La película «La Soledad» exige paciencia al espectador. Pero su lentitud es intencional: así es la vida de los venezolanos, que en un país devastado por la escasez sobreviven en la agónica espera de que algo cambie.
Es lo que dice su director, Jorge Thielen Armand, sobre la ópera prima que vio su estreno norteamericano esta semana en el Festival de Cine de Miami. «Usé un ritmo contemplativo para simbolizar el estado en el que está Venezuela ahora», cuenta Thielen, de 27 años, a la AFP.
«Hasta la esperanza es un letargo; la gente está a la deriva esperando ver una luz al final del túnel, pero no hay cambios significativos, sino que todo es una espera, una cola, una promesa de unas elecciones…»
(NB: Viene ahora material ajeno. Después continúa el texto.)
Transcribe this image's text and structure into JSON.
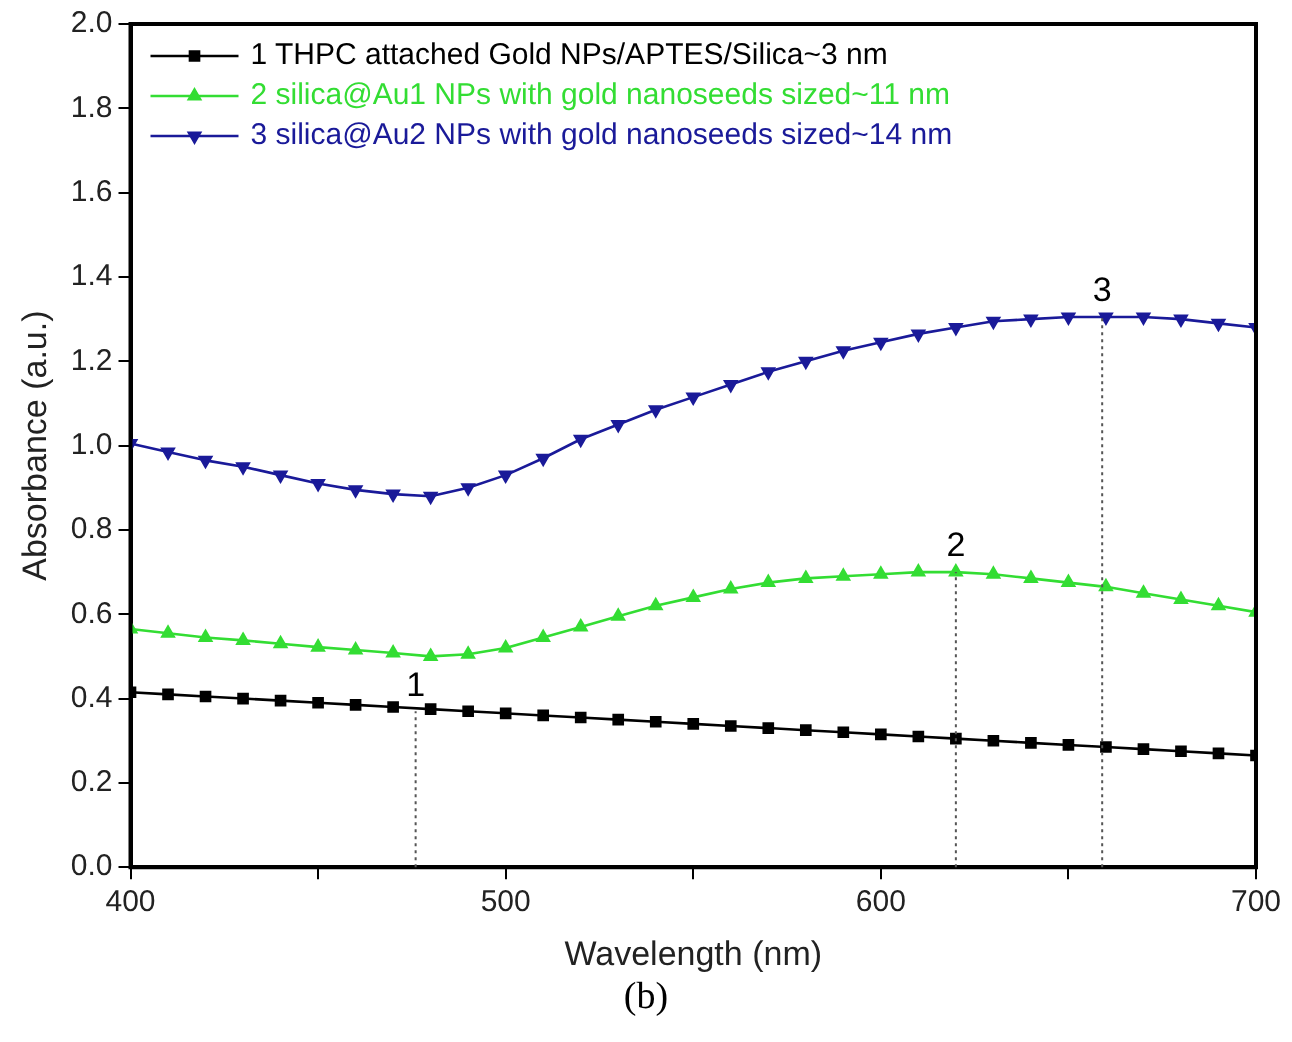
{
  "chart_data": {
    "type": "line",
    "xlabel": "Wavelength (nm)",
    "ylabel": "Absorbance (a.u.)",
    "x": [
      400,
      410,
      420,
      430,
      440,
      450,
      460,
      470,
      480,
      490,
      500,
      510,
      520,
      530,
      540,
      550,
      560,
      570,
      580,
      590,
      600,
      610,
      620,
      630,
      640,
      650,
      660,
      670,
      680,
      690,
      700
    ],
    "series": [
      {
        "name": "1 THPC attached Gold NPs/APTES/Silica~3 nm",
        "color": "#000000",
        "marker": "square",
        "values": [
          0.415,
          0.41,
          0.405,
          0.4,
          0.395,
          0.39,
          0.385,
          0.38,
          0.375,
          0.37,
          0.365,
          0.36,
          0.355,
          0.35,
          0.345,
          0.34,
          0.335,
          0.33,
          0.325,
          0.32,
          0.315,
          0.31,
          0.305,
          0.3,
          0.295,
          0.29,
          0.285,
          0.28,
          0.275,
          0.27,
          0.265
        ]
      },
      {
        "name": "2 silica@Au1 NPs with gold nanoseeds sized~11 nm",
        "color": "#33dd33",
        "marker": "triangle",
        "values": [
          0.565,
          0.555,
          0.545,
          0.538,
          0.53,
          0.522,
          0.515,
          0.508,
          0.5,
          0.505,
          0.52,
          0.545,
          0.57,
          0.595,
          0.62,
          0.64,
          0.66,
          0.675,
          0.685,
          0.69,
          0.695,
          0.7,
          0.7,
          0.695,
          0.685,
          0.675,
          0.665,
          0.65,
          0.635,
          0.62,
          0.605
        ]
      },
      {
        "name": "3 silica@Au2 NPs with gold nanoseeds sized~14 nm",
        "color": "#1a1a99",
        "marker": "triangle_down",
        "values": [
          1.005,
          0.985,
          0.965,
          0.95,
          0.93,
          0.91,
          0.895,
          0.885,
          0.88,
          0.9,
          0.93,
          0.97,
          1.015,
          1.05,
          1.085,
          1.115,
          1.145,
          1.175,
          1.2,
          1.225,
          1.245,
          1.265,
          1.28,
          1.295,
          1.3,
          1.305,
          1.305,
          1.305,
          1.3,
          1.29,
          1.28
        ]
      }
    ],
    "xlim": [
      400,
      700
    ],
    "xticks": [
      400,
      {
        "value": 450,
        "label": null
      },
      500,
      {
        "value": 550,
        "label": null
      },
      600,
      {
        "value": 650,
        "label": null
      },
      700
    ],
    "ylim": [
      0,
      2
    ],
    "yticks": [
      {
        "value": 0,
        "label": "0.0"
      },
      0.2,
      0.4,
      0.6,
      0.8,
      {
        "value": 1,
        "label": "1.0"
      },
      1.2,
      1.4,
      1.6,
      1.8,
      {
        "value": 2,
        "label": "2.0"
      }
    ],
    "legend": "top left",
    "line_style": "solid",
    "annotations": [
      {
        "text": "1",
        "x": 476,
        "y": 0.37
      },
      {
        "text": "2",
        "x": 620,
        "y": 0.7
      },
      {
        "text": "3",
        "x": 659,
        "y": 1.305
      },
      "(b)"
    ]
  }
}
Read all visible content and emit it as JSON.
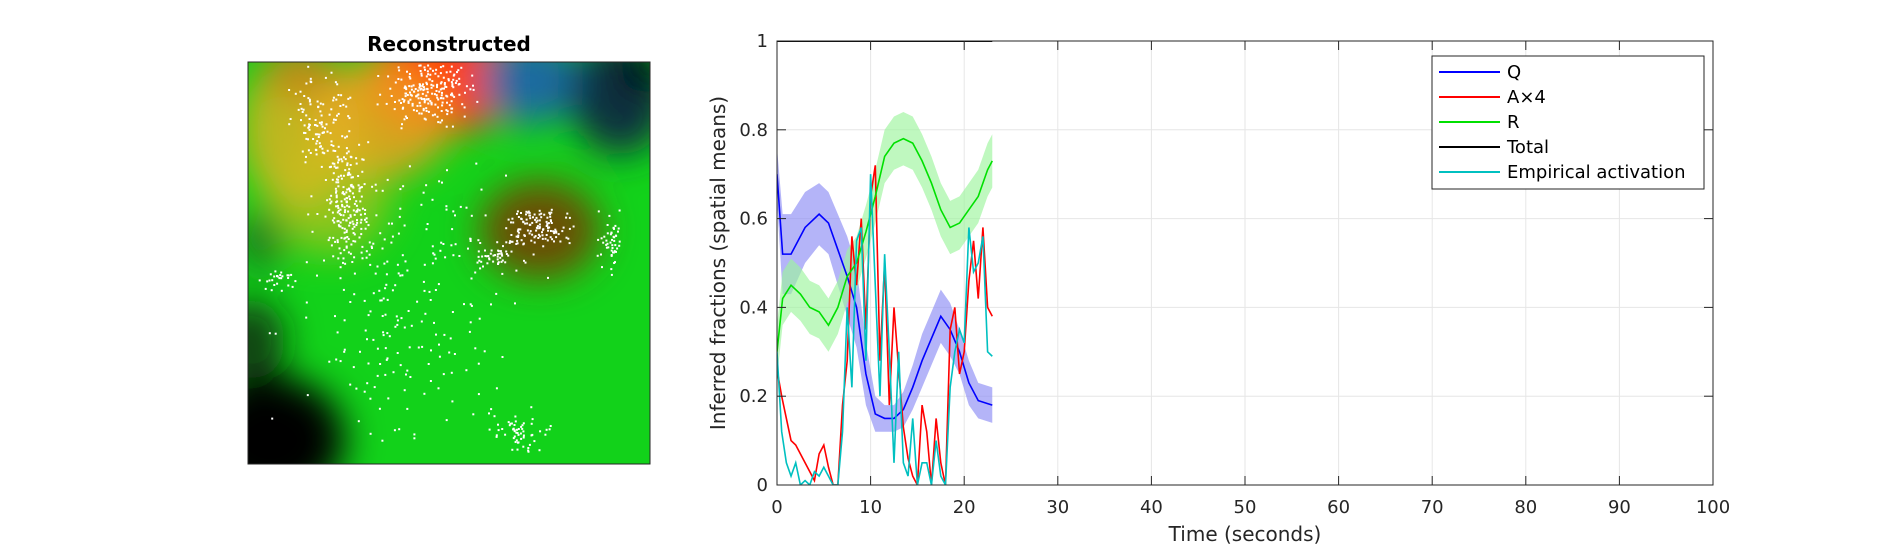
{
  "left_panel": {
    "title": "Reconstructed"
  },
  "chart_data": {
    "type": "line",
    "xlabel": "Time (seconds)",
    "ylabel": "Inferred fractions (spatial means)",
    "xlim": [
      0,
      100
    ],
    "ylim": [
      0,
      1
    ],
    "xticks": [
      0,
      10,
      20,
      30,
      40,
      50,
      60,
      70,
      80,
      90,
      100
    ],
    "yticks": [
      0,
      0.2,
      0.4,
      0.6,
      0.8,
      1
    ],
    "grid": true,
    "legend_position": "top-right",
    "series": [
      {
        "name": "Q",
        "color": "#0000ff",
        "band_color": "#8c8cf5",
        "x": [
          0,
          0.6,
          1.5,
          3,
          4.5,
          5.5,
          6.5,
          7.5,
          8.5,
          9.5,
          10.5,
          11.5,
          12.5,
          13.5,
          14.5,
          15.5,
          16.5,
          17.5,
          18.5,
          19.5,
          20.5,
          21.5,
          23
        ],
        "y": [
          0.7,
          0.52,
          0.52,
          0.58,
          0.61,
          0.59,
          0.53,
          0.47,
          0.4,
          0.25,
          0.16,
          0.15,
          0.15,
          0.17,
          0.22,
          0.28,
          0.33,
          0.38,
          0.35,
          0.3,
          0.23,
          0.19,
          0.18
        ],
        "band": [
          0.06,
          0.09,
          0.09,
          0.08,
          0.07,
          0.07,
          0.08,
          0.09,
          0.09,
          0.07,
          0.04,
          0.03,
          0.03,
          0.04,
          0.05,
          0.06,
          0.06,
          0.06,
          0.06,
          0.05,
          0.05,
          0.04,
          0.04
        ]
      },
      {
        "name": "A×4",
        "color": "#ff0000",
        "x": [
          0,
          0.5,
          1,
          1.5,
          2,
          3,
          4,
          4.5,
          5,
          5.5,
          6,
          6.5,
          7,
          7.5,
          8,
          8.5,
          9,
          9.5,
          10,
          10.5,
          11,
          11.5,
          12,
          12.5,
          13,
          13.5,
          14,
          14.5,
          15,
          15.5,
          16,
          16.5,
          17,
          17.5,
          18,
          18.5,
          19,
          19.5,
          20,
          20.5,
          21,
          21.5,
          22,
          22.5,
          23
        ],
        "y": [
          0.26,
          0.2,
          0.15,
          0.1,
          0.09,
          0.05,
          0.01,
          0.07,
          0.09,
          0.04,
          0.0,
          0.0,
          0.18,
          0.28,
          0.56,
          0.45,
          0.6,
          0.35,
          0.65,
          0.72,
          0.28,
          0.5,
          0.18,
          0.4,
          0.26,
          0.13,
          0.06,
          0.02,
          0.0,
          0.18,
          0.12,
          0.0,
          0.15,
          0.05,
          0.0,
          0.35,
          0.4,
          0.25,
          0.3,
          0.46,
          0.55,
          0.42,
          0.58,
          0.4,
          0.38
        ]
      },
      {
        "name": "R",
        "color": "#00e000",
        "band_color": "#9df59d",
        "x": [
          0,
          0.6,
          1.5,
          2.5,
          3.5,
          4.5,
          5.5,
          6.5,
          7.5,
          8.5,
          9.5,
          10.5,
          11.5,
          12.5,
          13.5,
          14.5,
          15.5,
          16.5,
          17.5,
          18.5,
          19.5,
          20.5,
          21.5,
          22.5,
          23
        ],
        "y": [
          0.3,
          0.42,
          0.45,
          0.43,
          0.4,
          0.39,
          0.36,
          0.4,
          0.47,
          0.5,
          0.57,
          0.65,
          0.74,
          0.77,
          0.78,
          0.77,
          0.73,
          0.68,
          0.62,
          0.58,
          0.59,
          0.62,
          0.65,
          0.71,
          0.73
        ]
      },
      {
        "name": "Total",
        "color": "#000000",
        "x": [
          0,
          23
        ],
        "y": [
          1,
          1
        ]
      },
      {
        "name": "Empirical activation",
        "color": "#00c0c0",
        "x": [
          0,
          0.5,
          1,
          1.5,
          2,
          2.5,
          3,
          3.5,
          4,
          4.5,
          5,
          5.5,
          6,
          6.5,
          7,
          7.5,
          8,
          8.5,
          9,
          9.5,
          10,
          10.5,
          11,
          11.5,
          12,
          12.5,
          13,
          13.5,
          14,
          14.5,
          15,
          15.5,
          16,
          16.5,
          17,
          17.5,
          18,
          18.5,
          19,
          19.5,
          20,
          20.5,
          21,
          21.5,
          22,
          22.5,
          23
        ],
        "y": [
          0.3,
          0.12,
          0.05,
          0.02,
          0.05,
          0.0,
          0.01,
          0.0,
          0.03,
          0.02,
          0.04,
          0.02,
          0.0,
          0.0,
          0.12,
          0.4,
          0.22,
          0.55,
          0.58,
          0.28,
          0.7,
          0.45,
          0.2,
          0.52,
          0.3,
          0.05,
          0.3,
          0.05,
          0.02,
          0.15,
          0.0,
          0.05,
          0.05,
          0.0,
          0.1,
          0.02,
          0.0,
          0.22,
          0.3,
          0.35,
          0.32,
          0.58,
          0.48,
          0.5,
          0.56,
          0.3,
          0.29
        ]
      }
    ]
  }
}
Los venezolanos pasan muchas horas haciendo filas para comprar los escasos alimentos y medicinas. De acuerdo a una encuesta reciente de un grupo de universidades venezolanas, casi un tercio de la población ingiere dos o menos comidas diarias, 93,3% de las familias no tienen suficiente para comprar alimentos y siete de cada diez personas perdió un promedio de 8,7 kilos en el último año.
Sin un guión predeterminado ni actores profesionales, «La Soledad» -nombre de la casa donde se desarrolla- es un híbrido entre la ficción y el documental. Cuenta la historia de José, quien se interpreta a sí mismo como un joven obrero que vive con su familia en esta ruinosa casa de Caracas que no le pertenece.
Los verdaderos dueños dejaron «La Soledad» a manos de la empleada doméstica que trabajaba para la fallecida matrona familiar. Pero, con el tiempo, esta empleada, Rosina, ha ocupado la casa con sus hijos, nietos, bisnietos y amigos.
La casa pertenecía a la bisabuela del director de la película, quien vive en Toronto, Canadá, desde hace ocho años. Y de pequeño, Jorge Thielen jugaba con José, el protagonista que se prestó a actuar en el filme para mostrar su desesperanza.
Los demás personajes son también verdaderos ocupantes que se representan a sí mismos. No hay trabajo, no hay alimentos, no hay medicinas. Devolver la casa significa quedarse en la calle y el conflicto no tiene solución.
Un espejo de Venezuela «Tengo una relación muy fuerte con Rosina y con José», cuenta Thielen. «Conozco a Rosina desde que soy un bebé y José y yo jugábamos juntos cuando éramos chiquitos. Hacer la película fue una manera de hablar de un tema que necesitaba hablarse».
Tras años de ocupación -una ocupación sin enemistades debido al cariño que aún persiste entre ambas familias-, la antigua mansión está destartalada, las paredes podridas, las ventanas rotas, los muebles hechos añicos.
«La casa es un espejo de Venezuela y lo tenía que capturar. Es una casa que se quedó en el olvido, donde están las memorias de dos familias, de dos clases sociales que comparten ese espacio y se miran unos a los otros desde algo que tienen en común, que es la falta de recursos para sobrevivir», dice Thielen.
El trabajo con los actores también marca el ritmo de la película. Los diálogos no están predeterminados y suman un factor a la delicada languidez del filme. «Nunca les di un guión», contó el director, «sino que les iba mostrando las escenas 30 segundos antes de rodar la cámara».
«Trabajamos de una manera documental para no invadir y para mantener la intimidad. Por ejemplo usamos muy pocas personas en el set, no usamos vocabulario típico del cine, que suele ser muy violento como ‘acción, corte’, porque estábamos filmando realmente la vida de estas personas».
La cinta se estrenó en Venecia en agosto del año pasado y todavía circula en el circuito de festivales. El Festival de Cine de Miami, que termina el domingo, presenta 131 largometrajes, documentales y cortos de 40 países, incluyendo 22 estrenos mundiales e internacionales.